MINNEAPOLIS, January 23, 2008—Minnesota is the first state to adopt rules to help providers quickly verify patients’ insurance coverage and benefits eligibility, says Minnesota Health Commissioner Sanne Magnan, M.D.

The new rules require that, starting in 2009, “eligibility inquiry and response” transactions between health care providers and insurance companies and other payers must be exchanged electronically, using a single standard format.

Governor Pawlenty proposed the legislation authorizing the rules in collaboration with health care providers and health plans. The goal is to improve service and reduce costs of a common activity occurring millions of times each year during most interactions between patients and their health care providers.

“This rule is important because until now, payers and providers often had many different requirements for the exchange of very routine business information,” said Magnan. “The resulting complexity creates a great deal of unnecessary burden, rework and expense throughout the health care system."

Given the high volume of eligibility inquiries – happening many times every minute, every day and every week – even small inefficiencies add up significantly. These are costs that can be redirected to patient care, Magnan said. 

The standards for the recently adopted rules are based on the Medicare program, with modifications the commissioner of health finds appropriate after consulting with the Minnesota Administrative Uniformity Committee. 

James Golden, director of the Division of Health Policy at the Minnesota Department of Health, said the savings from the new rule could be substantial. “Studies have shown that exchanging common health care administrative transactions on paper, or in nonstandard formats, is more expensive than standard, electronic data exchanges and can result in problems of incomplete or incorrect information that cause delays and further expense,” Golden said.

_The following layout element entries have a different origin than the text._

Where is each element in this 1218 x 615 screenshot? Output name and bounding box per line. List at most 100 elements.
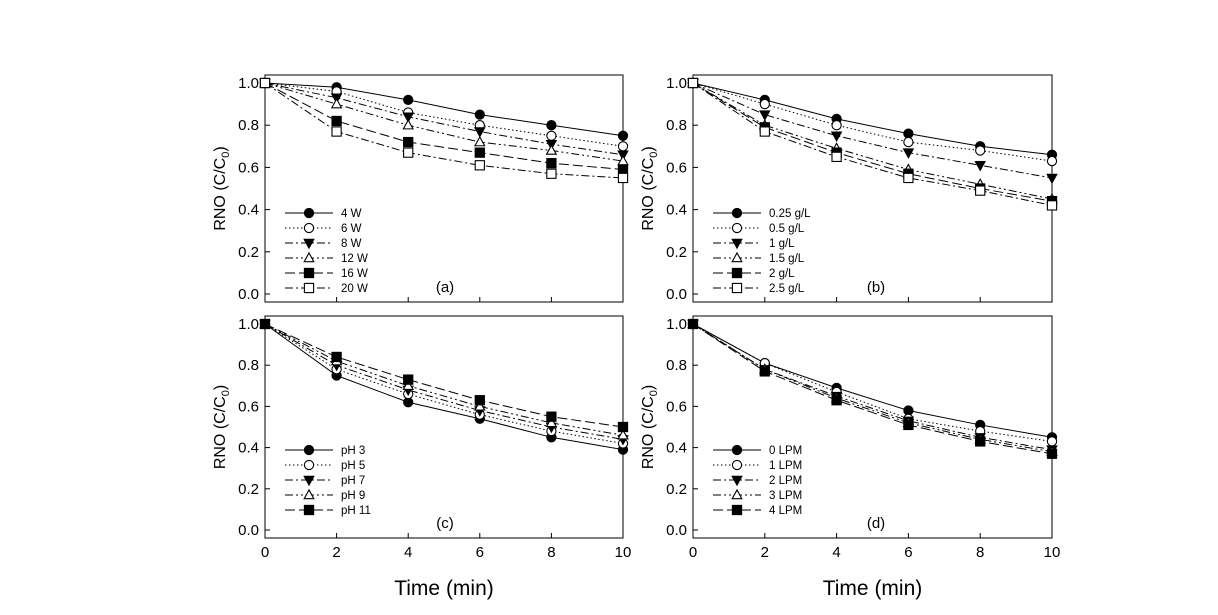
series-5 [259,77,629,175]
legend-label: 0.5 g/L [769,223,805,235]
y-tick-label: 0.2 [666,481,687,498]
legend-item: 20 W [285,282,368,295]
series-1 [687,318,1058,443]
data-point [1046,436,1058,447]
chart-panel-a: 0.0 0.2 0.4 0.6 0.8 1.0 4 W 6 W 8 W 12 W 16 W 20 W (… [212,74,629,303]
data-point [831,151,842,162]
x-tick-label: 2 [761,544,769,561]
series-line [264,82,624,179]
y-axis-label-subscript: 0 [220,152,232,158]
y-axis-label-close: ) [640,146,657,151]
legend-marker [731,444,743,456]
legend-item: 1.5 g/L [713,251,805,265]
y-axis-label-main: RNO (C/C [640,396,657,469]
series-2 [259,318,629,449]
legend-item: 0 LPM [713,444,802,457]
data-point [474,400,486,411]
y-tick-label: 0.6 [238,159,259,176]
legend-marker [303,444,315,456]
series-2 [259,77,629,152]
series-5 [259,318,629,433]
y-tick-label: 0.0 [666,522,687,539]
data-point [687,318,699,330]
legend-item: 0.5 g/L [713,222,805,235]
y-tick-label: 0.6 [666,398,687,415]
y-tick-label: 0.0 [238,522,259,539]
legend-item: pH 9 [285,488,365,502]
series-line [264,82,624,147]
legend-marker [303,282,315,294]
y-tick-label: 0.4 [666,202,687,219]
y-tick-label: 0.8 [666,117,687,134]
legend-label: 2.5 g/L [769,283,805,295]
series-4 [259,317,629,440]
x-tick-label: 0 [261,544,269,561]
legend-item: 6 W [285,222,362,235]
data-point [403,147,414,158]
series-line [692,323,1053,442]
data-point [545,144,558,155]
y-tick-label: 1.0 [238,75,259,92]
y-axis-label: RNO (C/C0) [640,385,660,469]
legend-label: 0.25 g/L [769,208,811,220]
x-tick-label: 10 [1044,544,1061,561]
x-tick-label: 0 [689,544,697,561]
data-point [831,120,842,131]
series-line [264,82,624,137]
series-line [692,323,1053,438]
data-point [830,131,843,142]
x-tick-label: 6 [904,544,912,561]
y-axis-label: RNO (C/C0) [212,146,232,230]
data-point [474,160,485,171]
data-point [759,126,770,137]
data-point [403,374,414,385]
series-6 [259,77,629,184]
legend: 4 W 6 W 8 W 12 W 16 W 20 W [285,207,368,295]
x-tick-label: 4 [404,544,412,561]
legend-marker [303,207,315,219]
data-point [759,366,770,377]
data-point [474,135,486,147]
legend-marker [303,488,315,500]
data-point [402,119,414,130]
x-axis-label: Time (min) [394,577,494,600]
legend-label: 4 LPM [769,505,802,517]
y-axis-label: RNO (C/C0) [640,146,660,230]
legend-item: pH 7 [285,475,365,487]
legend-item: 2 LPM [713,475,802,487]
legend-marker [731,222,743,234]
data-point [903,128,914,139]
data-point [617,130,629,141]
legend-label: 1 g/L [769,238,795,250]
series-line [264,323,624,451]
plot-frame [692,315,1053,539]
chart-panel-d: 0.0 0.2 0.4 0.6 0.8 1.0 0 2 4 6 8 10 0 LPM 1 LPM 2 LPM… [640,315,1061,561]
legend: 0.25 g/L 0.5 g/L 1 g/L 1.5 g/L 2 g/L 2.5 g/L [713,207,811,295]
legend-marker [731,207,743,219]
data-point [902,148,915,159]
series-4 [259,76,629,166]
data-point [617,421,629,433]
legend-marker [303,475,315,487]
data-point [759,98,770,110]
data-point [474,109,485,120]
legend-item: 12 W [285,251,368,265]
series-line [264,82,624,162]
x-tick-label: 8 [976,544,984,561]
y-axis-label-close: ) [212,146,229,151]
data-point [831,395,842,406]
data-point [975,436,986,447]
legend-label: 16 W [341,268,368,280]
data-point [259,77,271,89]
y-axis-label-main: RNO (C/C [640,158,657,231]
panel-label: (d) [867,515,885,532]
data-point [617,141,629,152]
legend-marker [303,504,315,516]
y-tick-label: 1.0 [238,316,259,333]
y-tick-label: 0.8 [238,117,259,134]
y-axis-label-subscript: 0 [648,152,660,158]
legend-label: 3 LPM [769,490,802,502]
data-point [974,161,986,172]
series-6 [687,77,1058,211]
legend-label: 2 g/L [769,268,795,280]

Golden also noted that under the new rule, providers will have better, more timely information about patient insurance benefits and the correct data for submitting bills. This will help providers file bills correctly and collect patient financial obligations, leading to more efficient administration, faster payment of claims and fewer denials on first filing.

The new rule is being announced one year in advance of its effective date of January 15, 2009, to allow health care providers and payers time to become aware of and comply with the requirement. The rule applies to all health care providers and insurance companies and other payers.